What happens when purple, green and gold morphs with black and gold? New Orleans is now witnessing the phenomenon and one of the ways it shows up is king cake.
Through an intersection of two authoritative calendars, one set by the NFL, the other by the Catholic church, the pro football postseason unfolds during Carnival season. The Saints sadly are not always in playoff contention, but when they are the impact makes a mark across this city’s culture, and that includes king cake.
From big grocery stores to neighborhood bakeshops, the result is resounding. When the Saints are in the playoffs, king cake sales are through the roof.
More games mean more parties and more people toting king cakes along. It’s simple math. Mixing two local obsessions, the Saints and Carnival, it’s a combination that can be as explosive as a Mark Ingram/Alvin Kamara ground attack.
With the Saints playing, New Orleans is partying, and this time of year you can bet someone has brought a king cake to the party.
Of course, it’s not just king cake. Saints wins have a remarkable effect across this town. People are happy, people are spending including at bars and restaurants. What makes the king cake example special is how it unites two celebrations of New Orleans itself.
A big Saints game day can feel like a free wheeling festival held around thousands of TV screens, and in concentric rings around the Dome.

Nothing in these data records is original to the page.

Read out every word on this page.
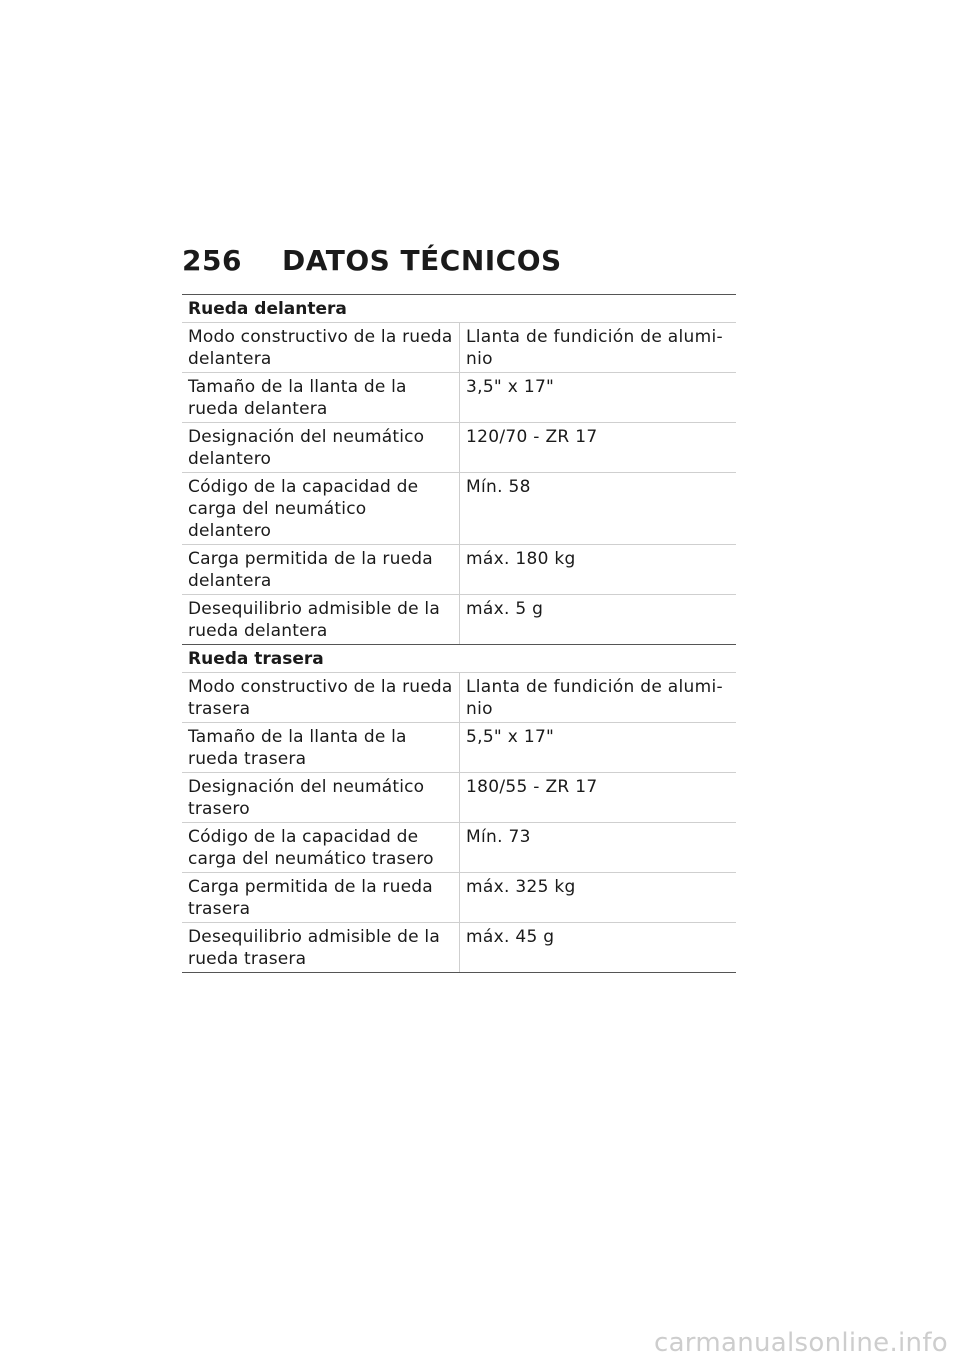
256	DATOS TÉCNICOS
Rueda delantera
Modo constructivo de la rueda delantera
Llanta de fundición de alumi-nio
Tamaño de la llanta de la rueda delantera
3,5" x 17"
Designación del neumático delantero
120/70 - ZR 17
Código de la capacidad de carga del neumático delantero
Mín. 58
Carga permitida de la rueda delantera
máx. 180 kg
Desequilibrio admisible de la rueda delantera
máx. 5 g
Rueda trasera
Modo constructivo de la rueda trasera
Llanta de fundición de alumi-nio
Tamaño de la llanta de la rueda trasera
5,5" x 17"
Designación del neumático trasero
180/55 - ZR 17
Código de la capacidad de carga del neumático trasero
Mín. 73
Carga permitida de la rueda trasera
máx. 325 kg
Desequilibrio admisible de la rueda trasera
máx. 45 g
carmanualsonline.info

There’s a feeling that the entire city is together, and even people who otherwise ignore pro sports are carried along.
King cake fits right in. It’s just a simple cake after all, but add New Orleans tradition, add the personal and collective enthusiasm and spirit that people bring to their celebrations in this town, and king cake is transformed into an edible emblem of home.
It’s not exactly a miracle, but it does take belief, and that’s something that Saints fans know all about.